David was by no means a perfect king. He made mistakes, sinned against God, but unlike Saul, David would repent. That is, he would admit his error and go in another direction.
Many of the Psalms Written By David
David might be best known for writing many of the Psalms. When he committed adultery with Bathsheba, the wife of Uriah one of David’s trusted military leaders, David poured out his heart to God in Psalm 51. His 23red Psalm is probably the most popular and well known of all.
A Psalm of David
1 The LORD is my shepherd; I shall not want.
2 He maketh me to lie down in green pastures: he leadeth me beside the still waters.

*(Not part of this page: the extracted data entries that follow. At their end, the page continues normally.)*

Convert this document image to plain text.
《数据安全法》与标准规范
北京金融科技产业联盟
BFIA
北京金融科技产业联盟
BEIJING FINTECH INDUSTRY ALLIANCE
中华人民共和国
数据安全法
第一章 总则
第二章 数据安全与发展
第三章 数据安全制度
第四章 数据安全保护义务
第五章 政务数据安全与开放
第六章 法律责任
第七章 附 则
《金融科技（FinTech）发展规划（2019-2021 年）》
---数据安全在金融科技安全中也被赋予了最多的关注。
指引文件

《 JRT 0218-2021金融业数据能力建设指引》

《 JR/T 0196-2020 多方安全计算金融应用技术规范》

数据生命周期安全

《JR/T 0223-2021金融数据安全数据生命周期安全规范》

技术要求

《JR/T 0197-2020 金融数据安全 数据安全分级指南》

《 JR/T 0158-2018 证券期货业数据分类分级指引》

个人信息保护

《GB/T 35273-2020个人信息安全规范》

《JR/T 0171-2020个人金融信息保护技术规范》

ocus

3 He restoreth my soul: he leadeth me in the paths of righteousness for his name’s sake.
4 Yea, though I walk through the valley of the shadow of death, I will fear no evil: for thou art with me; thy rod and thy staff they comfort me.
5 Thou preparest a table before me in the presence of mine enemies: thou anointest my head with oil; my cup runneth over.
6 Surely goodness and mercy shall follow me all the days of my life: and I will dwell in the house of the LORD for ever.
David’s reign as king was tumultuous. There were enemies everywhere, even his own sons. One of them, Absalon, tried to have him killed, just to get the throne. David raised money for the building of the temple in Jerusalem, but God stopped him from doing it, giving that task to David’s son Solomon, who succeeded him on the throne.